Multi-scale Contrastive Adaptor Learning for Segmenting Anything in Underperformed Scenes

TL;DR

This work tackles the challenge of adapting large vision models, specifically SAM, to downstream tasks with limited data by introducing MCA-SAM, a multi-scale contrastive adaptor framework. It jointly employs token-level and sample-level contrastive learning to strengthen local patch discriminability and global sample discrimination, while keeping the SAM encoder frozen. Empirical results across camouflage, shadow, and polyp segmentation show state-of-the-art performance with notable gains on COD10K, ISTD, CAMO, and Kvasir-SEG, confirming both effectiveness and efficiency.
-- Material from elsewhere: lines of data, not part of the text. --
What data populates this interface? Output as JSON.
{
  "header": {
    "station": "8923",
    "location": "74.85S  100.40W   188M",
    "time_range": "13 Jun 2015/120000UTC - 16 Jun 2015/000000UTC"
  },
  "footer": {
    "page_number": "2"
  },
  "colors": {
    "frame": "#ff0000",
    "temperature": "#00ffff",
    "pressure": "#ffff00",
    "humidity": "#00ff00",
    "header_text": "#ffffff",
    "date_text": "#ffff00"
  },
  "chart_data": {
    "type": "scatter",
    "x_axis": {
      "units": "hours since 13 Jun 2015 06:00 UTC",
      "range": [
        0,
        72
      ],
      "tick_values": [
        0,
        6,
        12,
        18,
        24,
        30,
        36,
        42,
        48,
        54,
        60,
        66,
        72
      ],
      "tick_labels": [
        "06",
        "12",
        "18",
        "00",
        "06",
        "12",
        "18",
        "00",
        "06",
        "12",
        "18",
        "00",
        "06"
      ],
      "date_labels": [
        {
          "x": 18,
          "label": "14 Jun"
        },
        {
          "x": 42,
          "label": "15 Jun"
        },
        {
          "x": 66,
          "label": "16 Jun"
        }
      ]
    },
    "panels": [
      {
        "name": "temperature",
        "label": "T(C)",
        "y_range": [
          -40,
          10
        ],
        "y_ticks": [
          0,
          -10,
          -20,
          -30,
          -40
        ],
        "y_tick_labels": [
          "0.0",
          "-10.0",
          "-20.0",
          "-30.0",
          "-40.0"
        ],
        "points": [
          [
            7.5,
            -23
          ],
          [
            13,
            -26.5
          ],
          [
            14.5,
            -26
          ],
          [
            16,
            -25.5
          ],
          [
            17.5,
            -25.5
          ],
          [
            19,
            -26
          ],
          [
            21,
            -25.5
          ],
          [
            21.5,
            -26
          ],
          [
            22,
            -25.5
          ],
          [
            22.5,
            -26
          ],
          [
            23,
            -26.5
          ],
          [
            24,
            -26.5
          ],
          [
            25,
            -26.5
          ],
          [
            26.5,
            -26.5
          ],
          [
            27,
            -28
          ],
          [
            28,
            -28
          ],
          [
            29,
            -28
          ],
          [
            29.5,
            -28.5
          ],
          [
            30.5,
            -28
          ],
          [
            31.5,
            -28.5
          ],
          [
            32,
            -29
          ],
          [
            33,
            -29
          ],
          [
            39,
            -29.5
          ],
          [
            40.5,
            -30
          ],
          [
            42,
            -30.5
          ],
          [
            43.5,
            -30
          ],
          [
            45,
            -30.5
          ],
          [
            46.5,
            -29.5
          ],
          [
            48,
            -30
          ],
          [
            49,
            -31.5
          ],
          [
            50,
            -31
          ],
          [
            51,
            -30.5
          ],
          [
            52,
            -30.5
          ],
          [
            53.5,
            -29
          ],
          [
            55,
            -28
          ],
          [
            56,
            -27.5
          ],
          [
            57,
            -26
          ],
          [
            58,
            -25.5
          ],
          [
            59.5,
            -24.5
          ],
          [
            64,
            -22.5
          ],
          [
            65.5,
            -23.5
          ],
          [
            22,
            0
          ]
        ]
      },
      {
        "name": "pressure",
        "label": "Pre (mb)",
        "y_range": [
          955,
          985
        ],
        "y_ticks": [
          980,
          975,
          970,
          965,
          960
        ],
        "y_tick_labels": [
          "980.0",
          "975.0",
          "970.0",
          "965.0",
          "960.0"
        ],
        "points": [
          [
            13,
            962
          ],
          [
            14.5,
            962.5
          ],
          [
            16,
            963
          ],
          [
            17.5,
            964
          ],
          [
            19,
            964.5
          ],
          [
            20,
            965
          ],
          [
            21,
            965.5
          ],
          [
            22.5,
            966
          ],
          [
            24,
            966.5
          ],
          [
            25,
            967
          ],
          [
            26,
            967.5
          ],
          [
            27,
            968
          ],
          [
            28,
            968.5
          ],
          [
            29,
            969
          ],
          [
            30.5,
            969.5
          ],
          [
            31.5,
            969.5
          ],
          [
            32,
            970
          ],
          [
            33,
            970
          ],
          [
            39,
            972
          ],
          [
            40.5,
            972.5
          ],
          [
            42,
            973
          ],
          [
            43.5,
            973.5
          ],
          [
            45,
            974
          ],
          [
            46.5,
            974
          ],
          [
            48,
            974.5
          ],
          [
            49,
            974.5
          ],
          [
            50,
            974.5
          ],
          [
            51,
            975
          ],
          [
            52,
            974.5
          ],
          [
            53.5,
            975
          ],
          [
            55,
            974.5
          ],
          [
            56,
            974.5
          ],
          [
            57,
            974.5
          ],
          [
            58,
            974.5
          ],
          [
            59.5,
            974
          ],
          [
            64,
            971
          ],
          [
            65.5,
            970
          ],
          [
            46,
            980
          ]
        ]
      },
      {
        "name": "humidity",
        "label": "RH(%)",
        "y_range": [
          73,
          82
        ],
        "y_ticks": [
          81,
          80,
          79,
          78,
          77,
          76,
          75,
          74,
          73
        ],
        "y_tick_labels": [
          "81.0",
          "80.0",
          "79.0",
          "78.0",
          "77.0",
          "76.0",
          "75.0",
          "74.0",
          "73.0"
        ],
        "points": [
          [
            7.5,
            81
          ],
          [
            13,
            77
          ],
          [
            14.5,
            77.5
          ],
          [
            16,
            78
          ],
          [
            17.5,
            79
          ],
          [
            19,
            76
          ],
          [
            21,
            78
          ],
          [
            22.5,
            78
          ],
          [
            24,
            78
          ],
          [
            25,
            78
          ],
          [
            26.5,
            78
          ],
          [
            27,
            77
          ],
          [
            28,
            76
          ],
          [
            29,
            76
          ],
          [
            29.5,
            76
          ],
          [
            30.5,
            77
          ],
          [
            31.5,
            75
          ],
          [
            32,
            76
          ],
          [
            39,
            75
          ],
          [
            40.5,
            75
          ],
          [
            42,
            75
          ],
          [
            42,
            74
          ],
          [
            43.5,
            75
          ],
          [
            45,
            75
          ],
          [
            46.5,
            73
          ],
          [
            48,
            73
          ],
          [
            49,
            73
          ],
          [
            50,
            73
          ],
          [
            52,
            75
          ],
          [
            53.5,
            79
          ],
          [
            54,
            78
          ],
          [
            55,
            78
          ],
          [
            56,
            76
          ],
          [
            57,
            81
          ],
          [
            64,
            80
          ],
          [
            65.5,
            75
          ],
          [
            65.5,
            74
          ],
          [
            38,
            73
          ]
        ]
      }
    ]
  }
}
The approach offers a practical pathway to deploy strong foundational models in data-scarce domains with minimal parameter overhead.

Abstract

Foundational vision models, such as the Segment Anything Model (SAM), have achieved significant breakthroughs through extensive pre-training on large-scale visual datasets. Despite their general success, these models may fall short in specialized tasks with limited data, and fine-tuning such large-scale models is often not feasible. Current strategies involve incorporating adaptors into the pre-trained SAM to facilitate downstream task performance with minimal model adjustment. However, these strategies can be hampered by suboptimal learning approaches for the adaptors. In this paper, we introduce a novel Multi-scale Contrastive Adaptor learning method named MCA-SAM, which enhances adaptor performance through a meticulously designed contrastive learning framework at both token and sample levels. Our Token-level Contrastive adaptor (TC-adaptor) focuses on refining local representations by improving the discriminability of patch tokens, while the Sample-level Contrastive adaptor (SC-adaptor) amplifies global understanding across different samples. Together, these adaptors synergistically enhance feature comparison within and across samples, bolstering the model's representational strength and its ability to adapt to new tasks. Empirical results demonstrate that MCA-SAM sets new benchmarks, outperforming existing methods in three challenging domains: camouflage object detection, shadow segmentation, and polyp segmentation. Specifically, MCA-SAM exhibits substantial relative performance enhancements, achieving a 20.0% improvement in MAE on the COD10K dataset, a 6.0% improvement in MAE on the CAMO dataset, a 15.4% improvement in BER on the ISTD dataset, and a 7.9% improvement in mDice on the Kvasir-SEG dataset.

Figures (8)

• Figure 1: The illustrations of (a) current adaptor learning framework like SAM-adaptor chen2023sam and (b) our multi-scale contrastive adaptor learning framework (MCA-SAM), which consists of encoder, decoder, and Multi-scale Contrastive adaptors (MC-adaptors).
• Figure 2: The framework of Multi-scale Contrastive Adaptor learning for SAM (MCA-SAM). During training, the MC-adaptors are inserted into each Transformer layer of SAM. The parameters of the image encoder in SAM are frozen, while only the parameters of adaptors and mask decoder are tunable. MC-adaptors include contrastive adaptors in both the token level and sample level, with the supervision of token-level contrastive loss and sample-level contrastive loss. During inference, the inputs of each Transformer layer are the summation of the outputs of the last layer and the outputs of the current adaptor. $\otimes$ represents element-wise sum.
• Figure 3: The architecture of token-level contrastive adaptor (TC-adaptor) and sample-level contrastive adaptor (SC-adaptor). (a) TC-adaptor enhances the discriminability of SAM among local spatial tokens. (b) SC-adaptor enhances the discriminability of SAM among batch samples.
• Figure 4: The visualization comparison with SAM-adaptor chen2023sam on the extremely challenging cases from COD10K fan2020camouflaged, CAMO le2019anabranch, ISTD wang2018stacked, and Kvasir jha2020kvasir datasets, respectively. MCA-SAM can localize some pixels that are difficult to distinguish due to the stronger capacity of the multi-scale contrastive adaptors.
• Figure 5: The visual comparison between SAM-adaptor, TC-adaptor, SC-adaptor, and MC-adaptor on the case from Polyp jha2020kvasir dataset. All models are based on the backbone network of ViT-B.